I’ve been stuck figuring out how to best make a good universal state machine for my characters for a while now and I’ve seen quite a few approaches to it, the most basic being a bunch of monobehaviour scripts existing on an entity. But there’s this official open source Unity game about a pig chef that also uses state machines and it basically runs entirely on scriptableobjects - they’re used to store conditions, transitions, states and all of that is eventually stored in a transition table used by a monobehaviour state machine attached to a character. I halfway through to transitioning to that system because it was aimed at better control in the editor, because thanks to all the important pieces being scriptableobjects, you can just plug in whatever conditions and states you want, but what bothers me is that this approach 1) requires you to create an instance of each scriptable object, so you’re basically doubling the number of stuff in your assets folder, 2) creates a whole bunch of scriptableobjects that are only used in one place, which I’m not sure whether that’s an ideal use for them.
In addition to all that, the thing i realized was that states themselves don’t even actually have to be neither monobehaviours, nor scriptableobjects logically speaking - they don’t need to have the Unity callbackslike Update, because you can have custom alternatives that are called in the state machine’s callbacks, so they don’t need to be monobehaviours and they don’t need to be used by multiple objects or store data between launches like scriptableobjects. So theoretically you can build an architecture, where all of the states are just regular C# classes that are created somewhere. But this approach comes with its own peroblems as well, it’ll be harder to use in the inspector, for example.

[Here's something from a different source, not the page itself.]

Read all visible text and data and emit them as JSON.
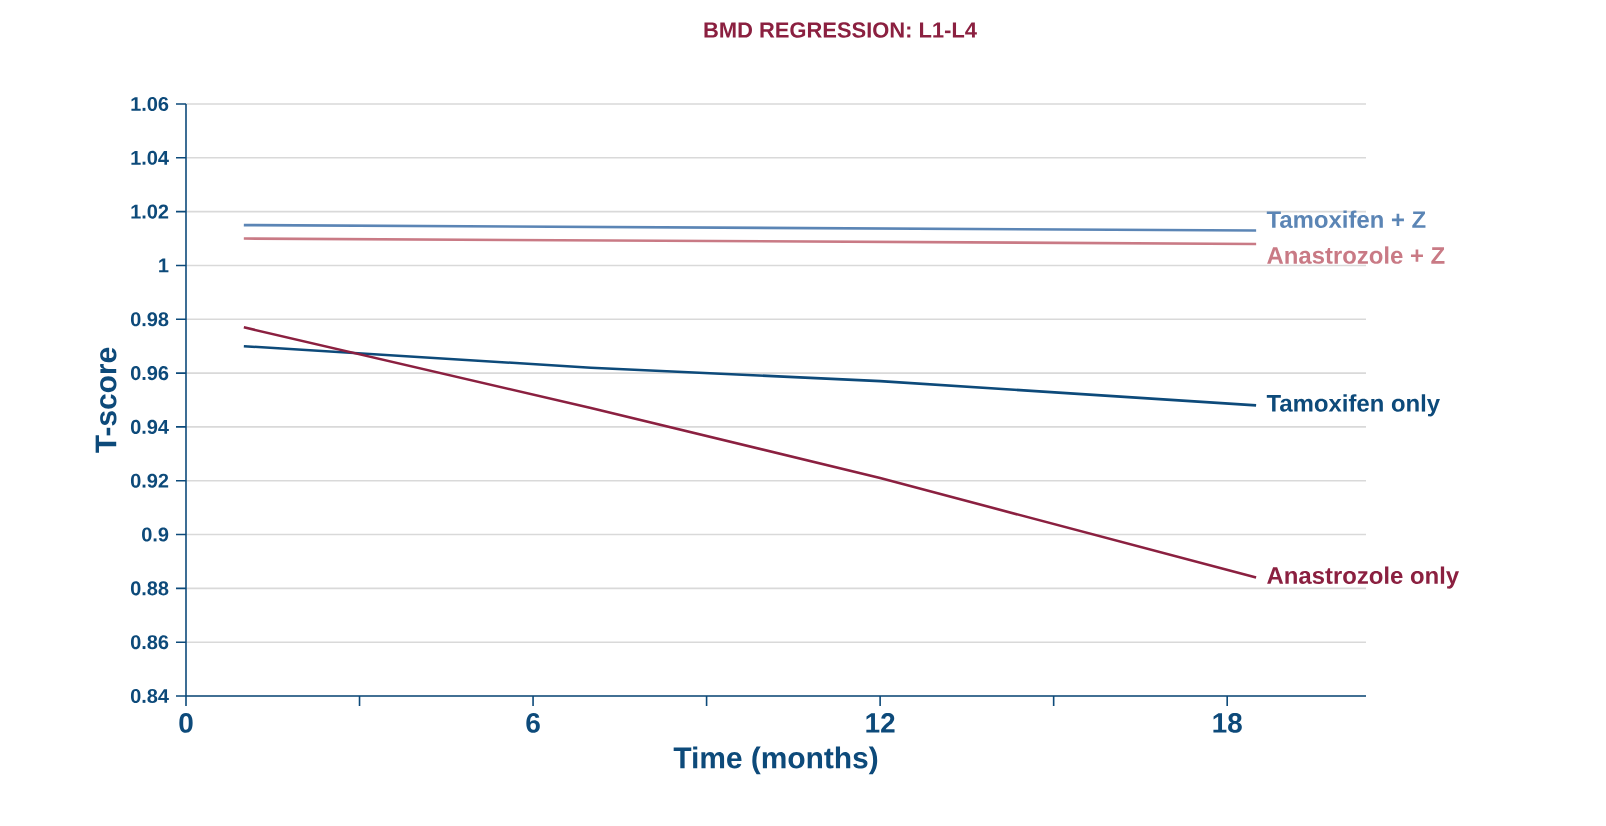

The next thing is that I need to solve an architectural issue with my simple statemachine, which is that only one state can be active at the same time. This is an issue because there are some values that are shared between states that need to be updated when only one state is active - for example the number of jumps the player has in the air that is shared between an InAir state and an InAirCrouching state. For a while now I’ve been using a simple architecture, where the more specific states like Idle are inherited from broader states like Grounded and the logic from the latter is just reused in the former with the latter never actually being created, it’s just an abstract thing. But I’ve started to think that actually instantiating those higher states and keeping that shared logic in them, updating them separately and then updating the actual child state that is currently in use might be a solution, kind of like a behaviour tree. And I can’t seem to figure out how to do this thing without knowing how to approach the general structure of this whole thing that I talked about above - should i make a whole bunch of scriptableobjects? Make an ugly monobehaviour tree in the scene? Make regular C# classes and put each classes’ children into the constructor though code?
I’m pretty much paralyzed with possibilities. I think I’m stuck with a case of “trying too hard to abstract everything and overcomplicating simple things”. I’d appreciate any help, even if it’s slap to the face and a loud “PLEASE STOP SAYING DUMBASS THINGS, YOU’RE NOT EVEN MAKING SENSE!”.